İslam Toplumu Bölüyor, Kutuplaştırıyor ve Ahlak Dayatıyor Mu?
Gürsel Gürbüz
Toplumu bölen İslam değil; ölçüsüzlük, ilkesizlik ve hevâdır. Bugün bazı çevreler, İslam’ın “toplumu kutuplaştırdığını” ve “ahlak dayattığını” iddia ediyor. Oysa bu, hakikatin değil, heveslerin diliyle kurulmuş bir yalandır. Çünkü İslam, toplumları bölen değil; adaletle birleştiren, ahlakı keyfîliğe değil vahye bağlayan bir düzendir.
Asıl sorulması gereken şudur;
Toplum bir arada mı yaşar, yoksa çürümüşlükte birleşip birlikte mi çürür?
İslam, batıla, fuhşa, zulme ve sapkınlığa karşı elbette bir “ayrım” getirir. Ama bu ayrım, toplumun yıkılması değil; dirilmesidir!
Ahlakı dayatan İslam ve insan fıtratıdır. Kutuplaştıran İslam değil, hak ile bâtıl arasındaki ezelî hesaplaşmadır. Ve bu ayrım, insanlığı felakete değil, felaha çağırır.
İslam’a atılan ‘toplumu kutuplaştırıyor’ iftirasının gerçek kaynağı: Batıl sistemlerdir;
1. İslam birleştirir, ideolojiler böler.
Kur’an:“Hep birlikte Allah’ın ipine sımsıkı sarılın, bölünmeyin.” (Âl-i İmrân, 3/103)

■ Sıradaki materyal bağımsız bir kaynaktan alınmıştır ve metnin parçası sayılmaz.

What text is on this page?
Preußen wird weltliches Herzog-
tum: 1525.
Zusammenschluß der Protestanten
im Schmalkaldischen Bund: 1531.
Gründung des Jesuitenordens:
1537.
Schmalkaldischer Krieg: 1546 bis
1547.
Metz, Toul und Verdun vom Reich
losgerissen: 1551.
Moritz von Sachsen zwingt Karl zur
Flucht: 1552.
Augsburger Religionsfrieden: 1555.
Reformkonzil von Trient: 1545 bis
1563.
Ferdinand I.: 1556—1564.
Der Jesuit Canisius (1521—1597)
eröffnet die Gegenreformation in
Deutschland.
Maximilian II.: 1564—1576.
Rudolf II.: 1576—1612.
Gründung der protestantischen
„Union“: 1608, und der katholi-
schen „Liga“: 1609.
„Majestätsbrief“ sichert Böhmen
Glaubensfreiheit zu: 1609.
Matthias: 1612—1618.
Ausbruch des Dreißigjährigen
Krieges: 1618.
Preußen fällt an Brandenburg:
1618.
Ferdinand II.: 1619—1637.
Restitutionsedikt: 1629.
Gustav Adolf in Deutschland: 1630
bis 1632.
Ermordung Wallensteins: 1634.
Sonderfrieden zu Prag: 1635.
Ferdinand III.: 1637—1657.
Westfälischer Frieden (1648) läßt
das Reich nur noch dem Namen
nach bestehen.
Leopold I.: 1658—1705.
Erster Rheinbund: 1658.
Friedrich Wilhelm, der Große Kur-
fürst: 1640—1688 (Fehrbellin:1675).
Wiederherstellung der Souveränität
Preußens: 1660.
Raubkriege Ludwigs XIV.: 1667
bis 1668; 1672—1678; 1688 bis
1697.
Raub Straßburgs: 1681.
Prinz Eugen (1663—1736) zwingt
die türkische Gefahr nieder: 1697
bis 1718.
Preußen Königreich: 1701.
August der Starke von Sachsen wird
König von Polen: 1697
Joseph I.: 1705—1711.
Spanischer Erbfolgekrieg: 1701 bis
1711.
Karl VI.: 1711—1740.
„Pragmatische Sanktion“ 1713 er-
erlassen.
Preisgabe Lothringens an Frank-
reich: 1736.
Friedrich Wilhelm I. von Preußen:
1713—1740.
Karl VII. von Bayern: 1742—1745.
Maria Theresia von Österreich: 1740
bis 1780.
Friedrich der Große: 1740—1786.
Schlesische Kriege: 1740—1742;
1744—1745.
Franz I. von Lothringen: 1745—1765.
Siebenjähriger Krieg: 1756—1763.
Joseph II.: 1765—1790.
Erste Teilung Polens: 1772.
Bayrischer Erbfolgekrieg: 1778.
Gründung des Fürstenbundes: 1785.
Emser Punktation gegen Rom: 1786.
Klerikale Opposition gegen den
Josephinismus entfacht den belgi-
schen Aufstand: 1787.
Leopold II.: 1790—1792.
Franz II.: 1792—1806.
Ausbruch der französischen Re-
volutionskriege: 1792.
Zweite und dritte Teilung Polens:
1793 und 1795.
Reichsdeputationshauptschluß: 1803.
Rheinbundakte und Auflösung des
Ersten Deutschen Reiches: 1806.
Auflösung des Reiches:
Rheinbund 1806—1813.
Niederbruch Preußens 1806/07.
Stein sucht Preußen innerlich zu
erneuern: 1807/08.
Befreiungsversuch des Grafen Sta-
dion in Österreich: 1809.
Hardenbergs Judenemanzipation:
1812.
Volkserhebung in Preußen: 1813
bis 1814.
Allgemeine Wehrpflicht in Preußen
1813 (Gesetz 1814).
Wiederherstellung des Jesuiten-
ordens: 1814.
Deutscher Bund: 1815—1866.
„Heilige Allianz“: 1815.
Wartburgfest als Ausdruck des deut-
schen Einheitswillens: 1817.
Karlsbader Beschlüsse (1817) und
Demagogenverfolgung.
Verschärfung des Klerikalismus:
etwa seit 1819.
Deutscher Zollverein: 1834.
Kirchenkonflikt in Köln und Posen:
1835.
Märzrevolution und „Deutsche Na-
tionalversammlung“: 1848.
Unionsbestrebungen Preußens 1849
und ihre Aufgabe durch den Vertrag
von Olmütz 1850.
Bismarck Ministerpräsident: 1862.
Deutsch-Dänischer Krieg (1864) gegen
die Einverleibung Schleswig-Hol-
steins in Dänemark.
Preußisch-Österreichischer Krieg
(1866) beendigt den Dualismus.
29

Gerçek: İslam, ırk, renk, dil, sınıf, coğrafya ayrımı yapmaz. Ancak laiklik, liberalizm, milliyetçilik, komünizm, sağcılık, solculuk, demokrasi gibi sistemler toplumu hiziplere böler.
İslam “tek bir ip”tir; herkes o ipe tutunursa kurtulur.

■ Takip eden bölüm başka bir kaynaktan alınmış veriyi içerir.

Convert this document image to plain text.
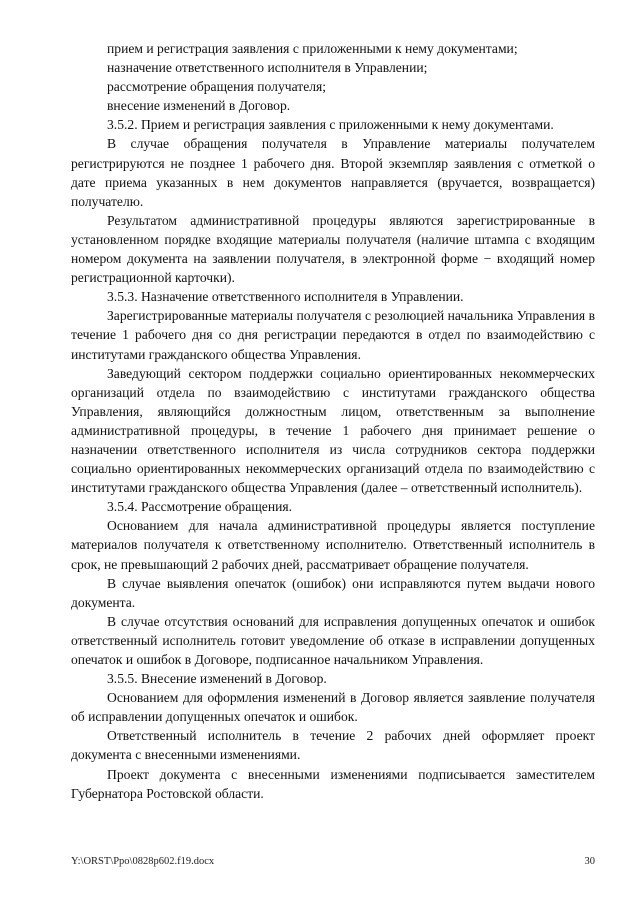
прием и регистрация заявления с приложенными к нему документами;

назначение ответственного исполнителя в Управлении;

рассмотрение обращения получателя;

внесение изменений в Договор.

3.5.2. Прием и регистрация заявления с приложенными к нему документами.

В случае обращения получателя в Управление материалы получателем регистрируются не позднее 1 рабочего дня. Второй экземпляр заявления с отметкой о дате приема указанных в нем документов направляется (вручается, возвращается) получателю.

Результатом административной процедуры являются зарегистрированные в установленном порядке входящие материалы получателя (наличие штампа с входящим номером документа на заявлении получателя, в электронной форме − входящий номер регистрационной карточки).

3.5.3. Назначение ответственного исполнителя в Управлении.

Зарегистрированные материалы получателя с резолюцией начальника Управления в течение 1 рабочего дня со дня регистрации передаются в отдел по взаимодействию с институтами гражданского общества Управления.

Заведующий сектором поддержки социально ориентированных некоммерческих организаций отдела по взаимодействию с институтами гражданского общества Управления, являющийся должностным лицом, ответственным за выполнение административной процедуры, в течение 1 рабочего дня принимает решение о назначении ответственного исполнителя из числа сотрудников сектора поддержки социально ориентированных некоммерческих организаций отдела по взаимодействию с институтами гражданского общества Управления (далее – ответственный исполнитель).

3.5.4. Рассмотрение обращения.

Основанием для начала административной процедуры является поступление материалов получателя к ответственному исполнителю. Ответственный исполнитель в срок, не превышающий 2 рабочих дней, рассматривает обращение получателя.

В случае выявления опечаток (ошибок) они исправляются путем выдачи нового документа.

В случае отсутствия оснований для исправления допущенных опечаток и ошибок ответственный исполнитель готовит уведомление об отказе в исправлении допущенных опечаток и ошибок в Договоре, подписанное начальником Управления.

3.5.5. Внесение изменений в Договор.

Основанием для оформления изменений в Договор является заявление получателя об исправлении допущенных опечаток и ошибок.

Ответственный исполнитель в течение 2 рабочих дней оформляет проект документа с внесенными изменениями.

Проект документа с внесенными изменениями подписывается заместителем Губернатора Ростовской области.

Y:\ORST\Ppo\0828p602.f19.docx	30
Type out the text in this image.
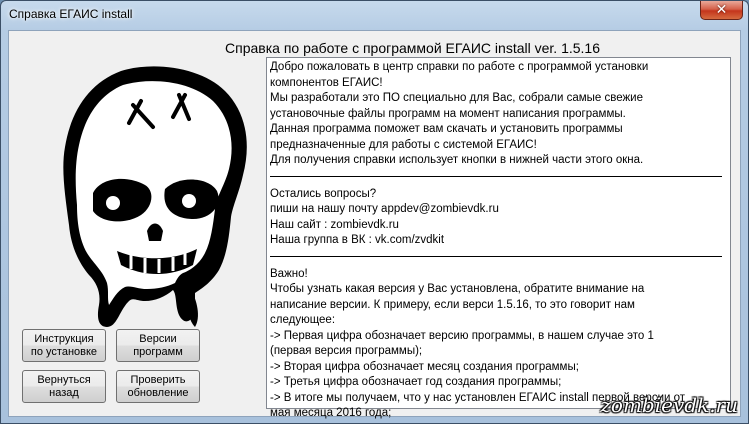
Справка ЕГАИС install	✕
Справка по работе с программой ЕГАИС install ver. 1.5.16
Инструкция
по установке
Версии
программ
Вернуться
назад
Проверить
обновление
Добро пожаловать в центр справки по работе с программой установки
компонентов ЕГАИС!
Мы разработали это ПО специально для Вас, собрали самые свежие
установочные файлы программ на момент написания программы.
Данная программа поможет вам скачать и установить программы
предназначенные для работы с системой ЕГАИС!
Для получения справки использует кнопки в нижней части этого окна.
Остались вопросы?
пиши на нашу почту appdev@zombievdk.ru
Наш сайт : zombievdk.ru
Наша группа в ВК : vk.com/zvdkit
Важно!
Чтобы узнать какая версия у Вас установлена, обратите внимание на
написание версии. К примеру, если верси 1.5.16, то это говорит нам
следующее:
-> Первая цифра обозначает версию программы, в нашем случае это 1
(первая версия программы);
-> Вторая цифра обозначает месяц создания программы;
-> Третья цифра обозначает год создания программы;
-> В итоге мы получаем, что у нас установлен ЕГАИС install первой версии от
мая месяца 2016 года;	zombievdk.ru
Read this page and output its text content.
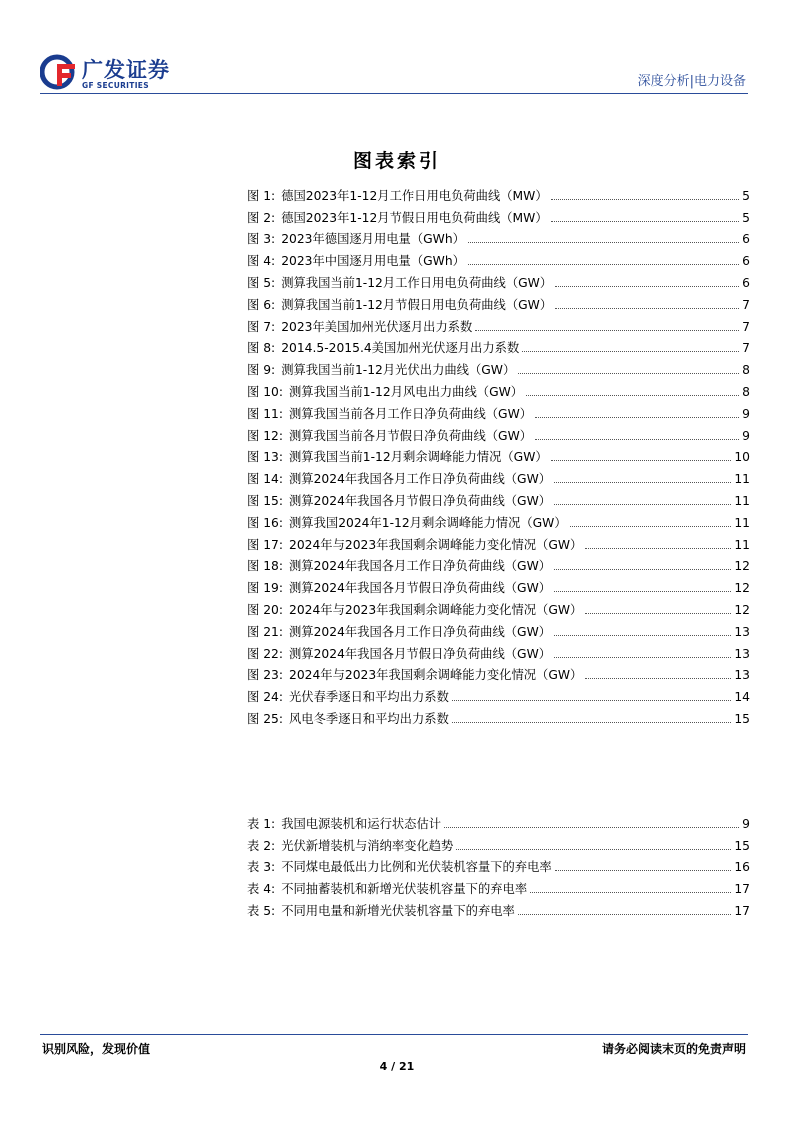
广发证券
GF SECURITIES	深度分析|电力设备
图表索引
图 1: 德国2023年1-12月工作日用电负荷曲线（MW）	5
图 2: 德国2023年1-12月节假日用电负荷曲线（MW）	5
图 3: 2023年德国逐月用电量（GWh）	6
图 4: 2023年中国逐月用电量（GWh）	6
图 5: 测算我国当前1-12月工作日用电负荷曲线（GW）	6
图 6: 测算我国当前1-12月节假日用电负荷曲线（GW）	7
图 7: 2023年美国加州光伏逐月出力系数	7
图 8: 2014.5-2015.4美国加州光伏逐月出力系数	7
图 9: 测算我国当前1-12月光伏出力曲线（GW）	8
图 10: 测算我国当前1-12月风电出力曲线（GW）	8
图 11: 测算我国当前各月工作日净负荷曲线（GW）	9
图 12: 测算我国当前各月节假日净负荷曲线（GW）	9
图 13: 测算我国当前1-12月剩余调峰能力情况（GW）	10
图 14: 测算2024年我国各月工作日净负荷曲线（GW）	11
图 15: 测算2024年我国各月节假日净负荷曲线（GW）	11
图 16: 测算我国2024年1-12月剩余调峰能力情况（GW）	11
图 17: 2024年与2023年我国剩余调峰能力变化情况（GW）	11
图 18: 测算2024年我国各月工作日净负荷曲线（GW）	12
图 19: 测算2024年我国各月节假日净负荷曲线（GW）	12
图 20: 2024年与2023年我国剩余调峰能力变化情况（GW）	12
图 21: 测算2024年我国各月工作日净负荷曲线（GW）	13
图 22: 测算2024年我国各月节假日净负荷曲线（GW）	13
图 23: 2024年与2023年我国剩余调峰能力变化情况（GW）	13
图 24: 光伏春季逐日和平均出力系数	14
图 25: 风电冬季逐日和平均出力系数	15
表 1: 我国电源装机和运行状态估计	9
表 2: 光伏新增装机与消纳率变化趋势	15
表 3: 不同煤电最低出力比例和光伏装机容量下的弃电率	16
表 4: 不同抽蓄装机和新增光伏装机容量下的弃电率	17
表 5: 不同用电量和新增光伏装机容量下的弃电率	17
识别风险，发现价值	请务必阅读末页的免责声明
4 / 21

Modern ideolojiler ise “birbirine bağlanmamış, kopuk iplik yığınları” gibidir.
2. Sağcılık-solculuk: Tek milleti ideolojik kabilelere böldü;
Solcular, dindarları yobaz; sağcılar, solcuları dinsiz ilan etti.
1980 öncesi ve sonrası, Türkiye’deki çatışmaların çoğu sağ-sol kutuplaşması temellidir.

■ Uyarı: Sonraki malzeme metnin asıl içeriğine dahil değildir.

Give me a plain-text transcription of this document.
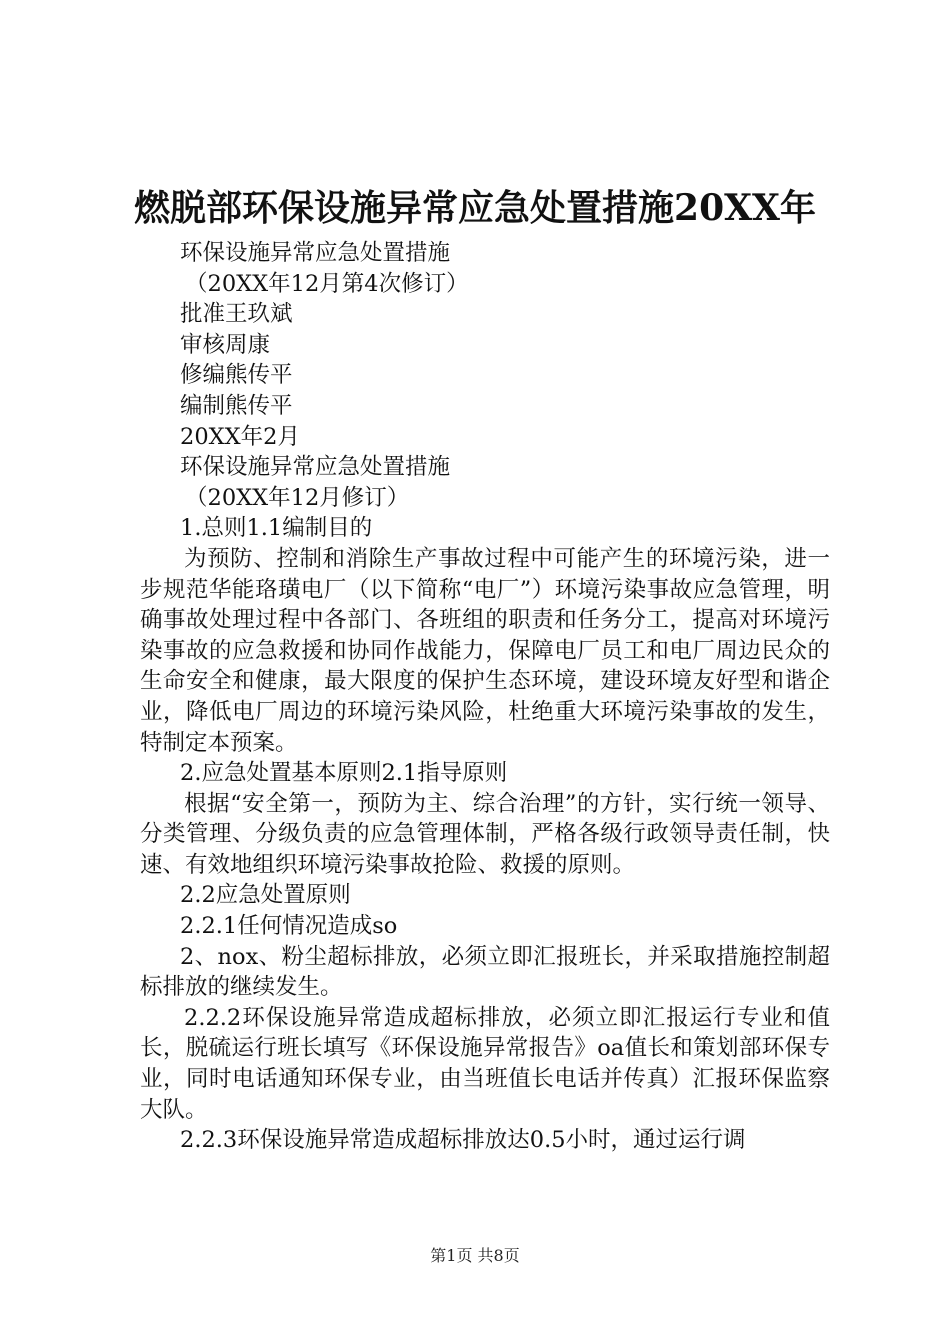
燃脱部环保设施异常应急处置措施20XX年
环保设施异常应急处置措施
（20XX年12月第4次修订）
批准王玖斌
审核周康
修编熊传平
编制熊传平
20XX年2月
环保设施异常应急处置措施
（20XX年12月修订）
1.总则1.1编制目的
为预防、控制和消除生产事故过程中可能产生的环境污染，进一步规范华能珞璜电厂（以下简称“电厂”）环境污染事故应急管理，明确事故处理过程中各部门、各班组的职责和任务分工，提高对环境污染事故的应急救援和协同作战能力，保障电厂员工和电厂周边民众的生命安全和健康，最大限度的保护生态环境，建设环境友好型和谐企业，降低电厂周边的环境污染风险，杜绝重大环境污染事故的发生，特制定本预案。
2.应急处置基本原则2.1指导原则
根据“安全第一，预防为主、综合治理”的方针，实行统一领导、分类管理、分级负责的应急管理体制，严格各级行政领导责任制，快速、有效地组织环境污染事故抢险、救援的原则。
2.2应急处置原则
2.2.1任何情况造成so
2、nox、粉尘超标排放，必须立即汇报班长，并采取措施控制超标排放的继续发生。
2.2.2环保设施异常造成超标排放，必须立即汇报运行专业和值长，脱硫运行班长填写《环保设施异常报告》oa值长和策划部环保专业，同时电话通知环保专业，由当班值长电话并传真）汇报环保监察大队。
2.2.3环保设施异常造成超标排放达0.5小时，通过运行调
第1页 共8页
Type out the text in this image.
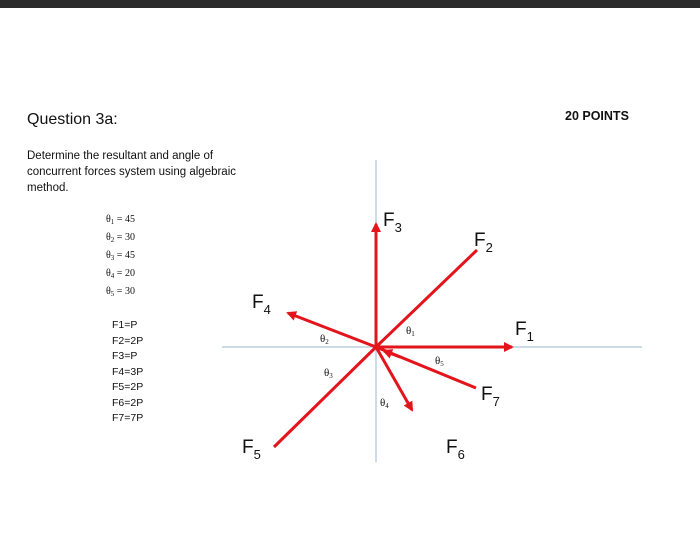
Question 3a:	20 POINTS
Determine the resultant and angle of concurrent forces system using algebraic method.
$\theta_1 = 45$
$\theta_2 = 30$
$\theta_3 = 45$
$\theta_4 = 20$
$\theta_5 = 30$
F1=P
F2=2P
F3=P
F4=3P
F5=2P
F6=2P
F7=7P
$F_1$
$F_2$
$F_3$
$F_4$
$F_5$	$F_6$
$F_7$
θ1
θ2
θ3
θ4
θ5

Camide namaz kılan ile fabrikada çalışanı karşı karşıya getiren de bu ideolojilerdir. Örnek:
“Bu cami sağcılara ait, şu dernek solculara ait” denecek kadar toplum kutuplaştırıldı.
3. Laiklik: Dini hayattan dışlayarak çatışma doğurdu;
Laiklik, dini bireyin vicdanına hapseder; toplumu dinli-dinsiz diye böler.
Dindar insanlar dışlanır, aşağılanır, susturulursa, bu çatışmanın ta kendisidir. Örnek:
Başörtüsü yasağı: Dindar kadınlar yıllarca eğitimden, işten, siyasetten dışlandı.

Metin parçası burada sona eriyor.